Christmas Cards Hanging on the Banister

Christmas cards were once something I avoided at all costs after losing my son. This year, they became a small and unexpected sign of progress in my grief.

12/19/20253 min read

The holidays after becoming a bereaved parent are, unfortunately, never the same. No matter how much practice I get living with my grief, the reality that my child is not here can still feel like too much. The holidays are loud reminders of what will never be again. There will be no new memories made, no new photos taken, no milestones reached. Our children are not growing.

Instead, the season often brings a heaviness, a deep sadness, a healthy dose of bah humbug, and numbness. It can feel like a regression in all the grief progress I have worked so hard for the rest of the year.

But something happened this year that felt different and I am choosing to see it as growth.

This year, I opened my Christmas cards. I actually enjoyed opening them. Then I put them up in my house.

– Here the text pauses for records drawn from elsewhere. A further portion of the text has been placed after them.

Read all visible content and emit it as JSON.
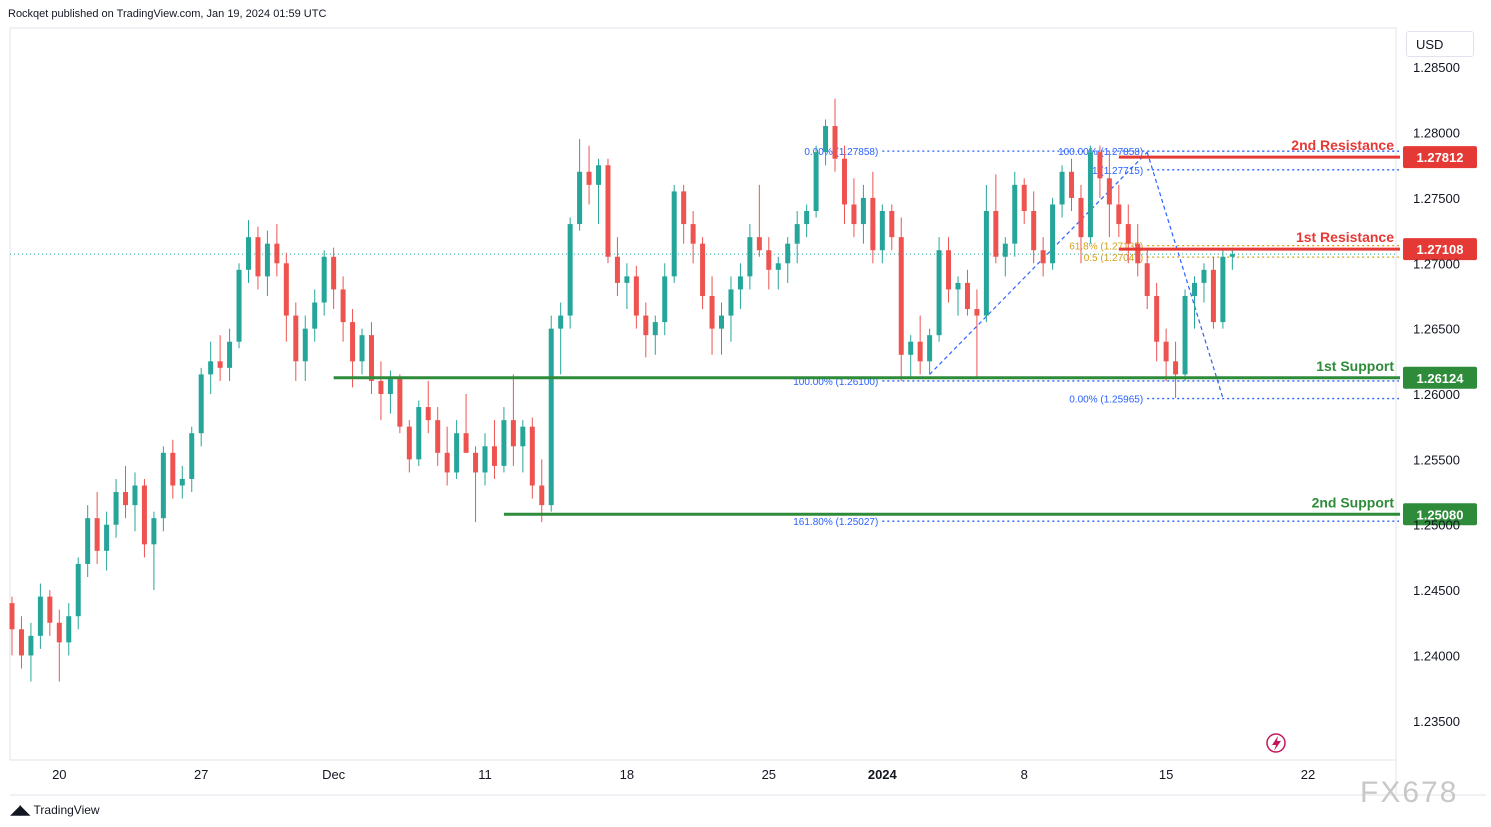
{
  "header": {
    "publisher_text": "Rockqet published on TradingView.com, Jan 19, 2024 01:59 UTC"
  },
  "toolbar": {
    "currency": "USD"
  },
  "footer": {
    "logo_text": "TradingView",
    "watermark": "FX678"
  },
  "colors": {
    "bull": "#26a69a",
    "bear": "#ef5350",
    "support": "#2e8b3a",
    "resistance": "#e53935",
    "fib": "#2962ff",
    "fib_gold": "#d4a017"
  },
  "chart_data": {
    "type": "candlestick",
    "symbol_currency": "USD",
    "y_axis": {
      "ylim": [
        1.232,
        1.288
      ],
      "ticks": [
        1.285,
        1.28,
        1.275,
        1.27,
        1.265,
        1.26,
        1.255,
        1.25,
        1.245,
        1.24,
        1.235
      ],
      "tick_labels": [
        "1.28500",
        "1.28000",
        "1.27500",
        "1.27000",
        "1.26500",
        "1.26000",
        "1.25500",
        "1.25000",
        "1.24500",
        "1.24000",
        "1.23500"
      ]
    },
    "x_axis": {
      "ticks": [
        {
          "label": "20",
          "bar": 5,
          "bold": false
        },
        {
          "label": "27",
          "bar": 20,
          "bold": false
        },
        {
          "label": "Dec",
          "bar": 34,
          "bold": false
        },
        {
          "label": "11",
          "bar": 50,
          "bold": false
        },
        {
          "label": "18",
          "bar": 65,
          "bold": false
        },
        {
          "label": "25",
          "bar": 80,
          "bold": false
        },
        {
          "label": "2024",
          "bar": 92,
          "bold": true
        },
        {
          "label": "8",
          "bar": 107,
          "bold": false
        },
        {
          "label": "15",
          "bar": 122,
          "bold": false
        },
        {
          "label": "22",
          "bar": 137,
          "bold": false
        }
      ]
    },
    "current_price": 1.2707,
    "levels": [
      {
        "name": "2nd Resistance",
        "value": 1.27812,
        "value_label": "1.27812",
        "kind": "resistance",
        "start_bar": 117
      },
      {
        "name": "1st Resistance",
        "value": 1.27108,
        "value_label": "1.27108",
        "kind": "resistance",
        "start_bar": 117
      },
      {
        "name": "1st Support",
        "value": 1.26124,
        "value_label": "1.26124",
        "kind": "support",
        "start_bar": 34
      },
      {
        "name": "2nd Support",
        "value": 1.2508,
        "value_label": "1.25080",
        "kind": "support",
        "start_bar": 52
      }
    ],
    "fib_lines": [
      {
        "label": "0.00% (1.27858)",
        "value": 1.27858,
        "start_bar": 92,
        "color": "fib"
      },
      {
        "label": "100.00% (1.27858)",
        "value": 1.27858,
        "start_bar": 120,
        "color": "fib"
      },
      {
        "label": "1 (1.27715)",
        "value": 1.27715,
        "start_bar": 120,
        "color": "fib"
      },
      {
        "label": "61.8% (1.27135)",
        "value": 1.27135,
        "start_bar": 120,
        "color": "fib_gold"
      },
      {
        "label": "0.5 (1.27047)",
        "value": 1.27047,
        "start_bar": 120,
        "color": "fib_gold"
      },
      {
        "label": "100.00% (1.26100)",
        "value": 1.261,
        "start_bar": 92,
        "color": "fib"
      },
      {
        "label": "0.00% (1.25965)",
        "value": 1.25965,
        "start_bar": 120,
        "color": "fib"
      },
      {
        "label": "161.80% (1.25027)",
        "value": 1.25027,
        "start_bar": 92,
        "color": "fib"
      }
    ],
    "trend_lines": [
      {
        "from_bar": 97,
        "from_value": 1.2615,
        "to_bar": 120,
        "to_value": 1.2785
      },
      {
        "from_bar": 120,
        "from_value": 1.2785,
        "to_bar": 128,
        "to_value": 1.2597
      }
    ],
    "candles": [
      [
        1.244,
        1.2445,
        1.24,
        1.242
      ],
      [
        1.242,
        1.243,
        1.239,
        1.24
      ],
      [
        1.24,
        1.2425,
        1.238,
        1.2415
      ],
      [
        1.2415,
        1.2455,
        1.2405,
        1.2445
      ],
      [
        1.2445,
        1.245,
        1.2415,
        1.2425
      ],
      [
        1.2425,
        1.2435,
        1.238,
        1.241
      ],
      [
        1.241,
        1.244,
        1.24,
        1.243
      ],
      [
        1.243,
        1.2475,
        1.242,
        1.247
      ],
      [
        1.247,
        1.2515,
        1.246,
        1.2505
      ],
      [
        1.2505,
        1.2525,
        1.247,
        1.248
      ],
      [
        1.248,
        1.251,
        1.2465,
        1.25
      ],
      [
        1.25,
        1.2535,
        1.249,
        1.2525
      ],
      [
        1.2525,
        1.2545,
        1.2505,
        1.2515
      ],
      [
        1.2515,
        1.254,
        1.2495,
        1.253
      ],
      [
        1.253,
        1.2535,
        1.2475,
        1.2485
      ],
      [
        1.2485,
        1.251,
        1.245,
        1.2505
      ],
      [
        1.2505,
        1.256,
        1.2495,
        1.2555
      ],
      [
        1.2555,
        1.2565,
        1.252,
        1.253
      ],
      [
        1.253,
        1.2545,
        1.252,
        1.2535
      ],
      [
        1.2535,
        1.2575,
        1.2525,
        1.257
      ],
      [
        1.257,
        1.262,
        1.256,
        1.2615
      ],
      [
        1.2615,
        1.264,
        1.26,
        1.2625
      ],
      [
        1.2625,
        1.2645,
        1.261,
        1.262
      ],
      [
        1.262,
        1.265,
        1.261,
        1.264
      ],
      [
        1.264,
        1.27,
        1.2635,
        1.2695
      ],
      [
        1.2695,
        1.2733,
        1.2685,
        1.272
      ],
      [
        1.272,
        1.2728,
        1.268,
        1.269
      ],
      [
        1.269,
        1.2725,
        1.2675,
        1.2715
      ],
      [
        1.2715,
        1.273,
        1.269,
        1.27
      ],
      [
        1.27,
        1.2708,
        1.264,
        1.266
      ],
      [
        1.266,
        1.267,
        1.261,
        1.2625
      ],
      [
        1.2625,
        1.266,
        1.261,
        1.265
      ],
      [
        1.265,
        1.268,
        1.264,
        1.267
      ],
      [
        1.267,
        1.271,
        1.266,
        1.2705
      ],
      [
        1.2705,
        1.2712,
        1.2665,
        1.268
      ],
      [
        1.268,
        1.269,
        1.264,
        1.2655
      ],
      [
        1.2655,
        1.2665,
        1.2605,
        1.2625
      ],
      [
        1.2625,
        1.265,
        1.2615,
        1.2645
      ],
      [
        1.2645,
        1.2655,
        1.26,
        1.261
      ],
      [
        1.261,
        1.2625,
        1.258,
        1.26
      ],
      [
        1.26,
        1.2618,
        1.2585,
        1.2612
      ],
      [
        1.2612,
        1.2615,
        1.257,
        1.2575
      ],
      [
        1.2575,
        1.258,
        1.254,
        1.255
      ],
      [
        1.255,
        1.2595,
        1.2545,
        1.259
      ],
      [
        1.259,
        1.261,
        1.257,
        1.258
      ],
      [
        1.258,
        1.259,
        1.2545,
        1.2555
      ],
      [
        1.2555,
        1.2575,
        1.253,
        1.254
      ],
      [
        1.254,
        1.258,
        1.2535,
        1.257
      ],
      [
        1.257,
        1.26,
        1.2555,
        1.2555
      ],
      [
        1.2555,
        1.256,
        1.2502,
        1.254
      ],
      [
        1.254,
        1.257,
        1.253,
        1.256
      ],
      [
        1.256,
        1.258,
        1.2535,
        1.2545
      ],
      [
        1.2545,
        1.259,
        1.254,
        1.258
      ],
      [
        1.258,
        1.2615,
        1.2545,
        1.256
      ],
      [
        1.256,
        1.258,
        1.254,
        1.2575
      ],
      [
        1.2575,
        1.2582,
        1.252,
        1.253
      ],
      [
        1.253,
        1.255,
        1.2502,
        1.2515
      ],
      [
        1.2515,
        1.266,
        1.251,
        1.265
      ],
      [
        1.265,
        1.267,
        1.2615,
        1.266
      ],
      [
        1.266,
        1.2735,
        1.265,
        1.273
      ],
      [
        1.273,
        1.2795,
        1.2725,
        1.277
      ],
      [
        1.277,
        1.279,
        1.2745,
        1.276
      ],
      [
        1.276,
        1.278,
        1.273,
        1.2775
      ],
      [
        1.2775,
        1.278,
        1.27,
        1.2705
      ],
      [
        1.2705,
        1.272,
        1.2675,
        1.2685
      ],
      [
        1.2685,
        1.27,
        1.2665,
        1.269
      ],
      [
        1.269,
        1.2698,
        1.265,
        1.266
      ],
      [
        1.266,
        1.267,
        1.2628,
        1.2645
      ],
      [
        1.2645,
        1.266,
        1.263,
        1.2655
      ],
      [
        1.2655,
        1.27,
        1.2645,
        1.269
      ],
      [
        1.269,
        1.276,
        1.2685,
        1.2755
      ],
      [
        1.2755,
        1.276,
        1.2715,
        1.273
      ],
      [
        1.273,
        1.274,
        1.27,
        1.2715
      ],
      [
        1.2715,
        1.272,
        1.2665,
        1.2675
      ],
      [
        1.2675,
        1.269,
        1.263,
        1.265
      ],
      [
        1.265,
        1.267,
        1.263,
        1.266
      ],
      [
        1.266,
        1.269,
        1.264,
        1.268
      ],
      [
        1.268,
        1.27,
        1.2665,
        1.269
      ],
      [
        1.269,
        1.273,
        1.268,
        1.272
      ],
      [
        1.272,
        1.276,
        1.2705,
        1.271
      ],
      [
        1.271,
        1.272,
        1.268,
        1.2695
      ],
      [
        1.2695,
        1.2705,
        1.268,
        1.27
      ],
      [
        1.27,
        1.272,
        1.2685,
        1.2715
      ],
      [
        1.2715,
        1.274,
        1.27,
        1.273
      ],
      [
        1.273,
        1.2745,
        1.272,
        1.274
      ],
      [
        1.274,
        1.279,
        1.2735,
        1.2785
      ],
      [
        1.2785,
        1.281,
        1.2775,
        1.2805
      ],
      [
        1.2805,
        1.2826,
        1.277,
        1.278
      ],
      [
        1.278,
        1.279,
        1.273,
        1.2745
      ],
      [
        1.2745,
        1.2765,
        1.272,
        1.273
      ],
      [
        1.273,
        1.276,
        1.2715,
        1.275
      ],
      [
        1.275,
        1.277,
        1.27,
        1.271
      ],
      [
        1.271,
        1.2745,
        1.27,
        1.274
      ],
      [
        1.274,
        1.2745,
        1.271,
        1.272
      ],
      [
        1.272,
        1.2735,
        1.261,
        1.263
      ],
      [
        1.263,
        1.2645,
        1.2612,
        1.264
      ],
      [
        1.264,
        1.266,
        1.2615,
        1.2625
      ],
      [
        1.2625,
        1.265,
        1.2615,
        1.2645
      ],
      [
        1.2645,
        1.272,
        1.264,
        1.271
      ],
      [
        1.271,
        1.272,
        1.267,
        1.268
      ],
      [
        1.268,
        1.269,
        1.266,
        1.2685
      ],
      [
        1.2685,
        1.2695,
        1.266,
        1.2665
      ],
      [
        1.2665,
        1.268,
        1.2612,
        1.266
      ],
      [
        1.266,
        1.276,
        1.2655,
        1.274
      ],
      [
        1.274,
        1.2768,
        1.27,
        1.2705
      ],
      [
        1.2705,
        1.272,
        1.269,
        1.2715
      ],
      [
        1.2715,
        1.277,
        1.2705,
        1.276
      ],
      [
        1.276,
        1.2765,
        1.273,
        1.274
      ],
      [
        1.274,
        1.2755,
        1.27,
        1.271
      ],
      [
        1.271,
        1.272,
        1.269,
        1.27
      ],
      [
        1.27,
        1.275,
        1.2695,
        1.2745
      ],
      [
        1.2745,
        1.2775,
        1.2735,
        1.277
      ],
      [
        1.277,
        1.278,
        1.274,
        1.275
      ],
      [
        1.275,
        1.276,
        1.27,
        1.272
      ],
      [
        1.272,
        1.279,
        1.2715,
        1.2785
      ],
      [
        1.2785,
        1.279,
        1.275,
        1.2765
      ],
      [
        1.2765,
        1.2786,
        1.272,
        1.2745
      ],
      [
        1.2745,
        1.276,
        1.272,
        1.273
      ],
      [
        1.273,
        1.2745,
        1.27,
        1.2715
      ],
      [
        1.2715,
        1.273,
        1.269,
        1.27
      ],
      [
        1.27,
        1.271,
        1.2665,
        1.2675
      ],
      [
        1.2675,
        1.2685,
        1.2625,
        1.264
      ],
      [
        1.264,
        1.265,
        1.261,
        1.2625
      ],
      [
        1.2625,
        1.264,
        1.2597,
        1.2615
      ],
      [
        1.2615,
        1.268,
        1.261,
        1.2675
      ],
      [
        1.2675,
        1.269,
        1.265,
        1.2685
      ],
      [
        1.2685,
        1.27,
        1.267,
        1.2695
      ],
      [
        1.2695,
        1.2705,
        1.265,
        1.2655
      ],
      [
        1.2655,
        1.271,
        1.265,
        1.2705
      ],
      [
        1.2705,
        1.2712,
        1.2695,
        1.2707
      ]
    ]
  }
}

That may sound small, but it's not.

For years after Carter died, I threw Christmas cards away, straight from the mailbox to the trash. Not because I did not appreciate the thought, because I truly did. The sting of opening them was more than I could bear.

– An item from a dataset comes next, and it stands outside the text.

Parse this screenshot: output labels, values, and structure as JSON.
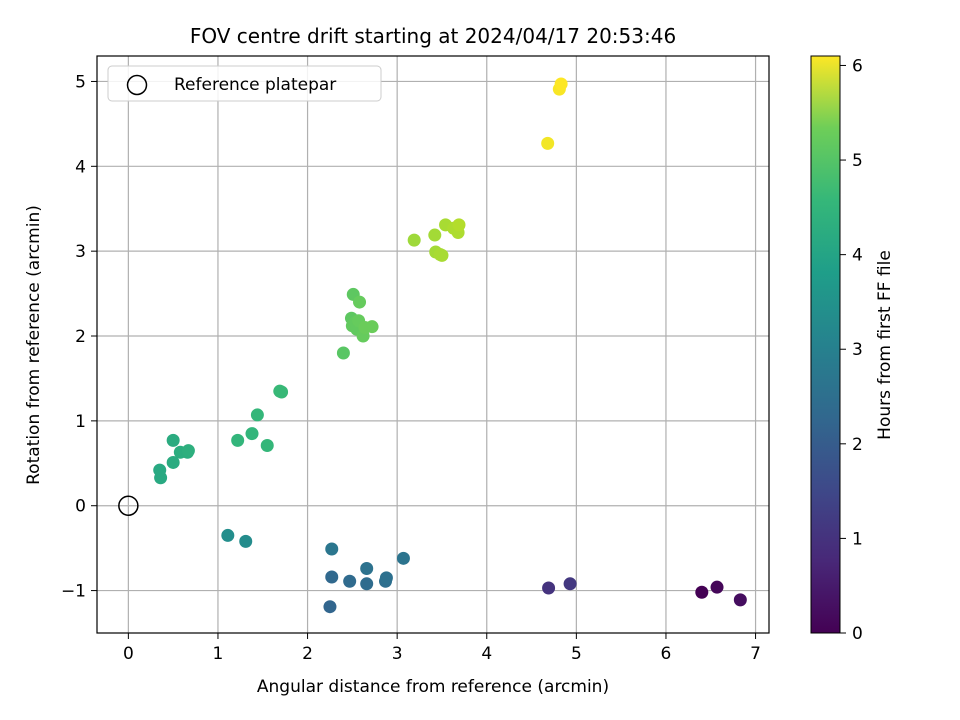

The first two years after Carter’s death, I tried to keep up the tradition of sending Christmas cards. I felt pressure to hold on to normal and do what I had always done. Before Carter died, I loved making funny Christmas cards. I loved the idea of making people laugh and brightening our loved ones’ day when they opened our card.

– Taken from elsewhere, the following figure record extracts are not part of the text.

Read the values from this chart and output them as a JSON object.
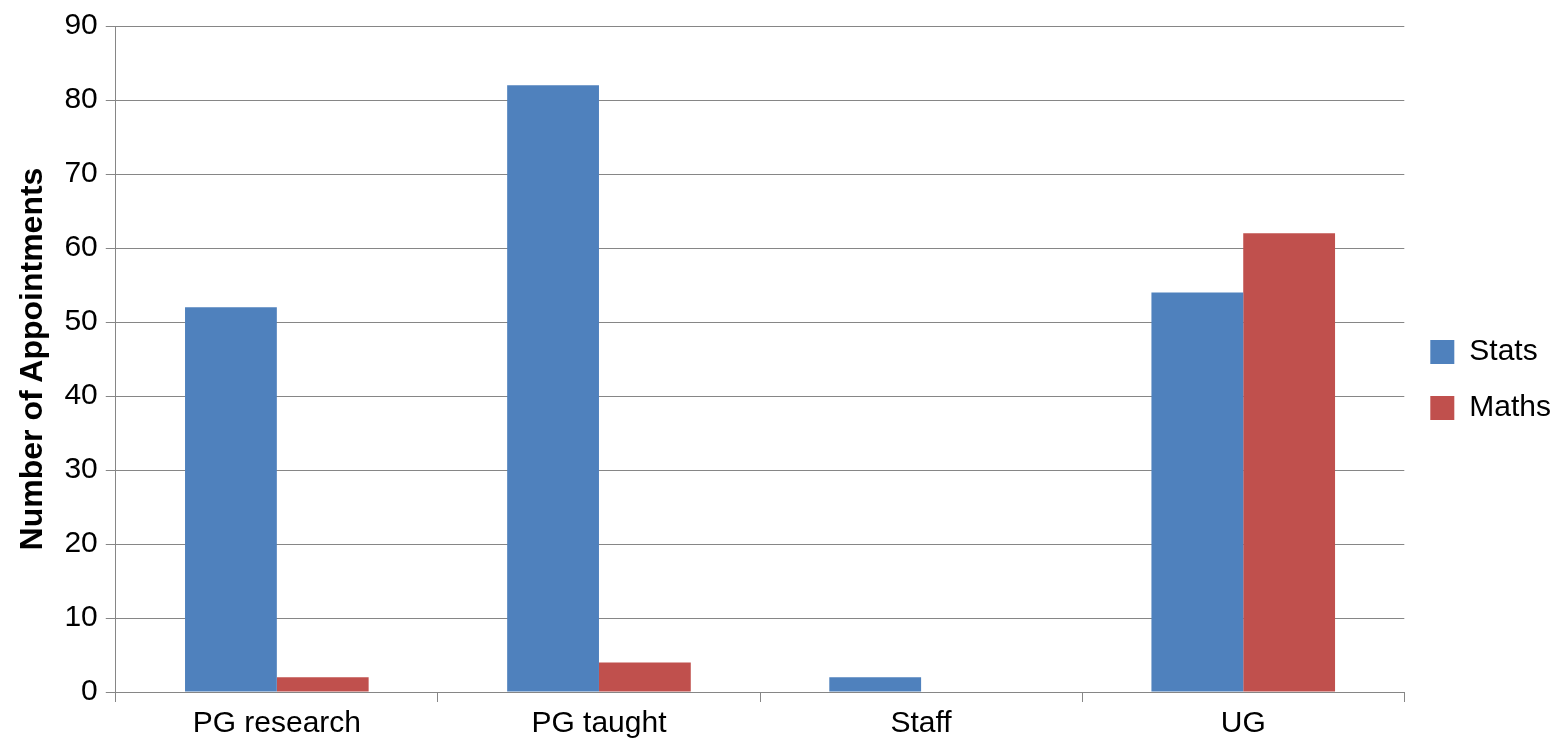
{
  "chart_data": {
    "type": "bar",
    "ylabel": "Number of Appointments",
    "categories": [
      "PG research",
      "PG taught",
      "Staff",
      "UG"
    ],
    "series": [
      {
        "name": "Stats",
        "color": "#4f81bd",
        "values": [
          52,
          82,
          2,
          54
        ]
      },
      {
        "name": "Maths",
        "color": "#c0504d",
        "values": [
          2,
          4,
          0,
          62
        ]
      }
    ],
    "ylim": [
      0,
      90
    ],
    "yticks": [
      0,
      10,
      20,
      30,
      40,
      50,
      60,
      70,
      80,
      90
    ],
    "grid": "y",
    "legend": "right"
  }
}
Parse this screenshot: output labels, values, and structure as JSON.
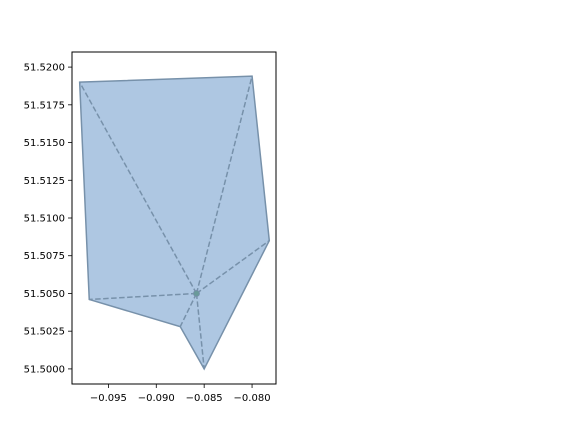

After his death, sending cards no longer felt light or joyful. It brought sadness and anxiety instead. With my ever-present bah humbug, I had little ambition to continue. Beneath it all was a constant, itchy reminder that every photo I had of Carter was already an old photo. There would be no new pictures. No yearly snapshots of him growing and changing. My son was frozen in time.

Receiving Christmas cards became difficult in a different way. Opening them meant seeing other families grow and change year after year. It meant watching children age, families expand, and memories continue to be made. Even though I deeply appreciated the love behind each card, the pain of opening them often outweighed the comfort they were meant to bring.

Eventually, the cards became too painful. I stopped sending cards and I stopped opening them too.

Later, I made a small shift. Instead of throwing them away immediately, I kept them unopened in a stack on the kitchen counter before throwing them out. Over the past two years, I became able to open them, only to toss them right after. It was a quick open and discard, no lingering.

But this year was different.

Like last year, I collected the unopened cards in the kitchen. I started my usual routine of opening, glancing, and tossing but something felt off. I realized I was moving too fast. I did not want to rush through them. I wanted to take in the love behind them. I wanted to open my heart instead of shutting it down.

After the second card, I stopped.

I decided to choose a time when I felt emotionally ready to sit with them. I wanted a moment when I could truly receive what they were offering.

When that moment came, I sat on the sofa with John and we opened them together.

Something unexpected happened. We enjoyed them.

We laughed. admired our people, noticed their joy, their growth, and their lives. Instead of feeling crushed by it, we felt warmth, appreciation, and love. I found myself turning the cards picture side up because I wanted to see everyone’s faces. I wanted to feel connected.

Then I did something I have not done in years.

I grabbed the tape and hung the cards up in my house.

I did not want to throw them away. They were giving me a sense of closeness, a feeling of love and connection that I had not expected.

I am sharing this not because Christmas cards are suddenly easy or because grief is gone. It is not. I am sharing this to remind myself that progress is possible. There were long stretches of my grief when I truly could not imagine that any ease would ever return.

The progress has been slow. It often feels like one step forward and two steps back. Today felt different though, today felt like progress.

When the days come when I feel stuck, heavy, or hopeless again, I want to remember this moment. I want to remind myself that healing does not arrive all at once.

Sometimes it shows up quietly.

Sometimes it looks like Christmas cards hanging on the banister.